I remember sobbing when I was 30 over wanting a baby and he was really shocked and said "surely we've got another 10 years at least to think about that" . I was 34 when we started TTC after I basically insisted that if we were going to do it at all we had to get going. He's just a terrible heel-dragger.

You're right, he has no idea how this feels. And it bugs me that the person who says no automatically wins, because what they want is the status quo.

snowleopard Mon 02-Jul-07 11:31:22

And what you say about your family being not all here yet - that's so exactly it! I feel like I miss my baby so much - the one I haven't had yet!

reindeermum Mon 02-Jul-07 12:42:38

Yes that is just how I felt. I've read more and more on threads on mumsnet that it is pretty much the rule that men love them (the babies) once they are there with you, and would NEVER EVER have it any other way or be without them, but are generally negative or at best indifferent beforehand. (men also like this about lots of other issues too which the woman generally ends up organising or driving forward. They are by nature annoying!) .It is definitely a biological thing. Are you going to talk to him about it again really soon?

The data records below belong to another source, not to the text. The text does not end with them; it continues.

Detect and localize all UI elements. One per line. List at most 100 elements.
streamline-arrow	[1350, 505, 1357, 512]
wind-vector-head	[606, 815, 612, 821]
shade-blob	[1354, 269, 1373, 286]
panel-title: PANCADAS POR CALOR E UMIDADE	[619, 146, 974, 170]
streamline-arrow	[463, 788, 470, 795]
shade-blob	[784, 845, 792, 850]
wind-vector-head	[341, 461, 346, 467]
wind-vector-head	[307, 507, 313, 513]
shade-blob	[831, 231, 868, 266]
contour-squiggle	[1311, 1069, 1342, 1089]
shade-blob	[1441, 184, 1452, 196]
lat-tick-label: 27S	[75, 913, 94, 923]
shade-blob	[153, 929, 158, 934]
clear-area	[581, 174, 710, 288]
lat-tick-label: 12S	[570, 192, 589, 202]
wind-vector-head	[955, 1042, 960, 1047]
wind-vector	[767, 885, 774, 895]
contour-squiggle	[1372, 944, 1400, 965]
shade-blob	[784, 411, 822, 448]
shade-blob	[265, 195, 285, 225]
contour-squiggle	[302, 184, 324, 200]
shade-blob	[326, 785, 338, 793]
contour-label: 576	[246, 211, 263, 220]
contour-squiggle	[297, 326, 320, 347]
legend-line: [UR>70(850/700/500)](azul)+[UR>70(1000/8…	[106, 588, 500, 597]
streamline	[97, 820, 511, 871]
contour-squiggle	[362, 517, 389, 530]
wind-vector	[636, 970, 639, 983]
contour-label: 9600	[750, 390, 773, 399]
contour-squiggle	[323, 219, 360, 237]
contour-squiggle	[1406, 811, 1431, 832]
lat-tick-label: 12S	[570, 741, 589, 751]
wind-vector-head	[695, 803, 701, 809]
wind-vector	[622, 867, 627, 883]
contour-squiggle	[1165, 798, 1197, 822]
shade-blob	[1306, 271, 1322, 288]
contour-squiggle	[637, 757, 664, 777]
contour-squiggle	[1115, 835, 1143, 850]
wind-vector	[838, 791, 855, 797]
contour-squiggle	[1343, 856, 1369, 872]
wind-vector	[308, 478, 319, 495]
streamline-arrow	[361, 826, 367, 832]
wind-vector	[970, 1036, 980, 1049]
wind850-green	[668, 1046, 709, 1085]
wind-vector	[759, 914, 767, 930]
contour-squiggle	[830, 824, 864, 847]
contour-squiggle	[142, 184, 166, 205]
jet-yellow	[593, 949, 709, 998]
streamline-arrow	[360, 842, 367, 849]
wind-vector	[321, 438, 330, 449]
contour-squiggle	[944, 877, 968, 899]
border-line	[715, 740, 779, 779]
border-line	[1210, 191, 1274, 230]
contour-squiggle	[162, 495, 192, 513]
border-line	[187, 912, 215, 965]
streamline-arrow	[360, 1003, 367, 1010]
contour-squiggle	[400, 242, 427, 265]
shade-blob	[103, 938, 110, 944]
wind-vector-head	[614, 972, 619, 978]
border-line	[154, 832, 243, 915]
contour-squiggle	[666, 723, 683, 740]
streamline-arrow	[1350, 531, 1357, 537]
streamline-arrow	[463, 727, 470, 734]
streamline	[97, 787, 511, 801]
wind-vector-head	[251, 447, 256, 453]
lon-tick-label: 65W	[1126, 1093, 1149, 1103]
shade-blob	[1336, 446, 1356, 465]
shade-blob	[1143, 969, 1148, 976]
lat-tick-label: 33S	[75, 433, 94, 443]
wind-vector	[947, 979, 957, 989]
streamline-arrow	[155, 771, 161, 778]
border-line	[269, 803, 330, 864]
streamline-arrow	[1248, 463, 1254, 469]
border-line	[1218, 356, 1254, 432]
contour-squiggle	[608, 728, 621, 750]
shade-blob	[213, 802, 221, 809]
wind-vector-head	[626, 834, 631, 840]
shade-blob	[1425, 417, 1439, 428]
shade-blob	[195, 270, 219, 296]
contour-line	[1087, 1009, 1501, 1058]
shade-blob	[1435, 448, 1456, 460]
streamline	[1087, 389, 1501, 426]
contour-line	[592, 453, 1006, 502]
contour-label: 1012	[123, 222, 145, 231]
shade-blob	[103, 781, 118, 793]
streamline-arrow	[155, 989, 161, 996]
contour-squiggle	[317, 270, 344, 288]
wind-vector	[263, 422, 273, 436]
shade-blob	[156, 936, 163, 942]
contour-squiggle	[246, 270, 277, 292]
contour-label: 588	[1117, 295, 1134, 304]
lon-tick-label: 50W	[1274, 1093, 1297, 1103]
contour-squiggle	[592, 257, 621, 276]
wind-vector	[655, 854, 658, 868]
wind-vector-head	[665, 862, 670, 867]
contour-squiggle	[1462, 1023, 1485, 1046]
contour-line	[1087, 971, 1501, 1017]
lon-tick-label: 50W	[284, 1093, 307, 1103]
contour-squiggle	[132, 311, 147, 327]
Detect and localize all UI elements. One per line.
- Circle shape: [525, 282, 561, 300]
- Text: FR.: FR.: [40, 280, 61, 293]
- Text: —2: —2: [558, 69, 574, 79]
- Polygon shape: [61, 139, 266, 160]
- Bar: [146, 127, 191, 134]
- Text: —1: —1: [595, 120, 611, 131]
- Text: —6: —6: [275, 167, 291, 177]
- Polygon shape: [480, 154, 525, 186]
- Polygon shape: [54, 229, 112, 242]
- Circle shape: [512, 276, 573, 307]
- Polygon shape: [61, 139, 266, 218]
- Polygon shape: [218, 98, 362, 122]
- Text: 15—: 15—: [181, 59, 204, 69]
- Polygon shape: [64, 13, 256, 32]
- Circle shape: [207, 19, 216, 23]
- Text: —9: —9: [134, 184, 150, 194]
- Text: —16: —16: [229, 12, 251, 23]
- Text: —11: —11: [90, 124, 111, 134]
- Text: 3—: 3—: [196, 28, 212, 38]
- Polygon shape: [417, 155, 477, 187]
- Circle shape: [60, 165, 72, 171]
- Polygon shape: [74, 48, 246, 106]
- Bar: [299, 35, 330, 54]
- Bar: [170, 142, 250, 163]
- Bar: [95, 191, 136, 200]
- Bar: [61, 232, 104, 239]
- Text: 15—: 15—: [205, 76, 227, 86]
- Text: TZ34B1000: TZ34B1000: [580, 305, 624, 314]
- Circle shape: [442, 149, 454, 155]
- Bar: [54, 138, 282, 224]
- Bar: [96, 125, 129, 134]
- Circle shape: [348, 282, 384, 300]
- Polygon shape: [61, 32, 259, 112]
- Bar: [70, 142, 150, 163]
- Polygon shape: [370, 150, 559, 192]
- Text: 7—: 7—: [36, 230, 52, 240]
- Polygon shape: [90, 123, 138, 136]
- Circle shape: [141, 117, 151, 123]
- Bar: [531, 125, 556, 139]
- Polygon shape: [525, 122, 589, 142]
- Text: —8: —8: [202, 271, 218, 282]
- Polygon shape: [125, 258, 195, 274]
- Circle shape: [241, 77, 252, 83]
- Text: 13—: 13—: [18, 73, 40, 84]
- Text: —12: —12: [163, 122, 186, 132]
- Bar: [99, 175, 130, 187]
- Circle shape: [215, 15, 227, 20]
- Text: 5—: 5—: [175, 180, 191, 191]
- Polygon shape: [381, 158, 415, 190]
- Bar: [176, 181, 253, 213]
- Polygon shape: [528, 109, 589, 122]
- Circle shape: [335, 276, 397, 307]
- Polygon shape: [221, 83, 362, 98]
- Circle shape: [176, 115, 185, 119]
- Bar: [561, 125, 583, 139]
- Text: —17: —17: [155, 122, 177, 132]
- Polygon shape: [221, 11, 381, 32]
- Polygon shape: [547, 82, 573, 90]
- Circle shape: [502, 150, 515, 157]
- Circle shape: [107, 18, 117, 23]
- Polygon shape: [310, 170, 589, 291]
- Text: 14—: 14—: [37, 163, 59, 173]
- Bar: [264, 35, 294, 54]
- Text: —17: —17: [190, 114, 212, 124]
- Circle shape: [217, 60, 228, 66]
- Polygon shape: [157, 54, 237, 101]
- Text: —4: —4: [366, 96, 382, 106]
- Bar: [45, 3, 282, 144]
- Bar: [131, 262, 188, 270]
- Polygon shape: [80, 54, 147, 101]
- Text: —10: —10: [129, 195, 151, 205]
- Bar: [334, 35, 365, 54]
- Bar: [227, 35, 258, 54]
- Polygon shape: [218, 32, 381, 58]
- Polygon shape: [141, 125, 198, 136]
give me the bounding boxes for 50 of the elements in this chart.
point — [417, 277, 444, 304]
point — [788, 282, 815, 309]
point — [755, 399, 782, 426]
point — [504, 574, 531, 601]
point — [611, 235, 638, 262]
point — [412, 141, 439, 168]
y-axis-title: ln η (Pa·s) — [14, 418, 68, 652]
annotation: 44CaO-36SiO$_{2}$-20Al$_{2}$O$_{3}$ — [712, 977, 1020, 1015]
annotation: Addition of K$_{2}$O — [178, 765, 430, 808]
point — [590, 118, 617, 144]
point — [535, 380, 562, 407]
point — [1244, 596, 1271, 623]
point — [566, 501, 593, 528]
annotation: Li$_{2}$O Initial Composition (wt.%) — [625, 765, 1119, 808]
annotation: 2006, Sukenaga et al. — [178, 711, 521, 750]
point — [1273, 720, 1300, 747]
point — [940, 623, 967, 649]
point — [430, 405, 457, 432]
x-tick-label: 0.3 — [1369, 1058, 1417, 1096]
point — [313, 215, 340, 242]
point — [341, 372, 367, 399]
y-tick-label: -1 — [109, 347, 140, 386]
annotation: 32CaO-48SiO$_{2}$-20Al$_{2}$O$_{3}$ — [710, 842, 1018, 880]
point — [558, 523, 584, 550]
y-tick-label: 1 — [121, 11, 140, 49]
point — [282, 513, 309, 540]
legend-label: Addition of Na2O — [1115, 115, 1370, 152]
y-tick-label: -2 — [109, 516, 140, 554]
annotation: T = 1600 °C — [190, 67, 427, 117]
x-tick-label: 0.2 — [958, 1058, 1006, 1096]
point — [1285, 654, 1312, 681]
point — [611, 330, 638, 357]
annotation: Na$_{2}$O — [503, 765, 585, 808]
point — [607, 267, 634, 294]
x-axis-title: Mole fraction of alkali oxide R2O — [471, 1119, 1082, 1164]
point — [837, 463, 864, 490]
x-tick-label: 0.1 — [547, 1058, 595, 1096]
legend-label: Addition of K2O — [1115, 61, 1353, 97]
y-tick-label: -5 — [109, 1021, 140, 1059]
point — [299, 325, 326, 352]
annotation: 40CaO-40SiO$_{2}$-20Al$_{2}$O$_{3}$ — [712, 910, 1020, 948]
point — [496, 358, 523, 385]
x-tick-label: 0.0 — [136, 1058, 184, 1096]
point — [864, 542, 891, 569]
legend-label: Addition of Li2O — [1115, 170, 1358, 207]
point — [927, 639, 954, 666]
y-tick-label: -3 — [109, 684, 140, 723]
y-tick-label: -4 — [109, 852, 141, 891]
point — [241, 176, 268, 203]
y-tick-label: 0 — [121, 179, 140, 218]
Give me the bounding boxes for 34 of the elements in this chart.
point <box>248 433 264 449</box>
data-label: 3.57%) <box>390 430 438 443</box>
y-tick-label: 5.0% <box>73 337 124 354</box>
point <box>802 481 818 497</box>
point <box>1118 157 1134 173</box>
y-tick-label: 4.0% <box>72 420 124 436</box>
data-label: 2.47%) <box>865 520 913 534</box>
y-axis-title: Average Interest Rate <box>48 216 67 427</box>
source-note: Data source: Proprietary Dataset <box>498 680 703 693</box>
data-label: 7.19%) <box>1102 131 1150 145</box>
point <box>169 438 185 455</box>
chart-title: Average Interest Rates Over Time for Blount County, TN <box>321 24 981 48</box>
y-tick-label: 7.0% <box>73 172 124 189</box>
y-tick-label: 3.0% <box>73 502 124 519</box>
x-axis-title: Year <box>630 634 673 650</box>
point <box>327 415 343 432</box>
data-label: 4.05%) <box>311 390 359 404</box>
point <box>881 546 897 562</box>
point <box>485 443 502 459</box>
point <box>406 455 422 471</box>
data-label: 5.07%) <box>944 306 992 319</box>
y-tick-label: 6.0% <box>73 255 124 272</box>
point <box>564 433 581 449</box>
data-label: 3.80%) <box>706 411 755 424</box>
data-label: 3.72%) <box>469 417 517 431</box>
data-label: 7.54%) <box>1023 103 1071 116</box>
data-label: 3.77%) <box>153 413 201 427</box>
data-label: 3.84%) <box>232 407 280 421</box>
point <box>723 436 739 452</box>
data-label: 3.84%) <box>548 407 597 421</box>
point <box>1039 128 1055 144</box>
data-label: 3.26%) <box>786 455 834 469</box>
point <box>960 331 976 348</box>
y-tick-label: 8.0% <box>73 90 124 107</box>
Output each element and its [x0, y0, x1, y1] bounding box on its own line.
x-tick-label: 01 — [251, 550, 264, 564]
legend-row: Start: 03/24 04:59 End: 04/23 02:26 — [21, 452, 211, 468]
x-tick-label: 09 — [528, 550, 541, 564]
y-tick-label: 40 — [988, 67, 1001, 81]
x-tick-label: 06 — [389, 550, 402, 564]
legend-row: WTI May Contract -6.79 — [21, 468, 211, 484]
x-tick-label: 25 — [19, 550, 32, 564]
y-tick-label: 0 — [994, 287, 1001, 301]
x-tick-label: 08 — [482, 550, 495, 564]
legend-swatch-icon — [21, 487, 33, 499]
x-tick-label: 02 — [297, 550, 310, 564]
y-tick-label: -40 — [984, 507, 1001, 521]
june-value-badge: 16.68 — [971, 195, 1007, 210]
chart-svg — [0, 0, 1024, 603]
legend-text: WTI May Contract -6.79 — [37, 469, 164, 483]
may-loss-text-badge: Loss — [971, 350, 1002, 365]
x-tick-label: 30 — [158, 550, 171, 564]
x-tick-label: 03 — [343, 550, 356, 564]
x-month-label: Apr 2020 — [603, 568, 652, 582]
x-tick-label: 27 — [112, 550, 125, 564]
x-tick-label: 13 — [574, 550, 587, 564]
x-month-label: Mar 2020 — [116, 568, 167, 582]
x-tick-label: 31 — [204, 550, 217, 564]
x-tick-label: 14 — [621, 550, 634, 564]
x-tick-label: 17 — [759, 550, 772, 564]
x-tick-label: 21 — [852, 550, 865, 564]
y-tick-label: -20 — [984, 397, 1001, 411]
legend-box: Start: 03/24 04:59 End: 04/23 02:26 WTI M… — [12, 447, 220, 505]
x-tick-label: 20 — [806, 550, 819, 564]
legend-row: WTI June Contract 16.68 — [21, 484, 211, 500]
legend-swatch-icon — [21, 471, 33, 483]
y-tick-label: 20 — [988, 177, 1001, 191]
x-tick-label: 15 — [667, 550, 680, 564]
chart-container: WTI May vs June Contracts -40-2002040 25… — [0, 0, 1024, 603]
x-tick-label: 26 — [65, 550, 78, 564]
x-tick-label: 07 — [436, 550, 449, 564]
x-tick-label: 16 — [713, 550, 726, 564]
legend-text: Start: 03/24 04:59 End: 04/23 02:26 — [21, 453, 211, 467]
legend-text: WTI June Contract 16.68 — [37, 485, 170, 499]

AbRoller Mon 02-Jul-07 12:42:56

OMG - I thought I was weird for feeling like that. I tried to explain to dp that I felt I was mourning a child who will never be. I think he thought I was mad. It's not a nice feeling but it definately helps to know other women feel that way too.

Best wishes to all of you.

snowleopard Mon 02-Jul-07 12:51:17

Yes reindeermum, I've been so miserable since we talked about it he can't help but notice, and he has said he did listen to me and will still try to think about it - so I suppose I am lucky in that it isn't a 100%, absolute no. It's just that he can't face it now and doesn't know if he ever can.

It's true that he's like this about other things too. His default state of mind is "I can just about cope now, if anything changes I'll fall apart". It's bollocks but he can't see it.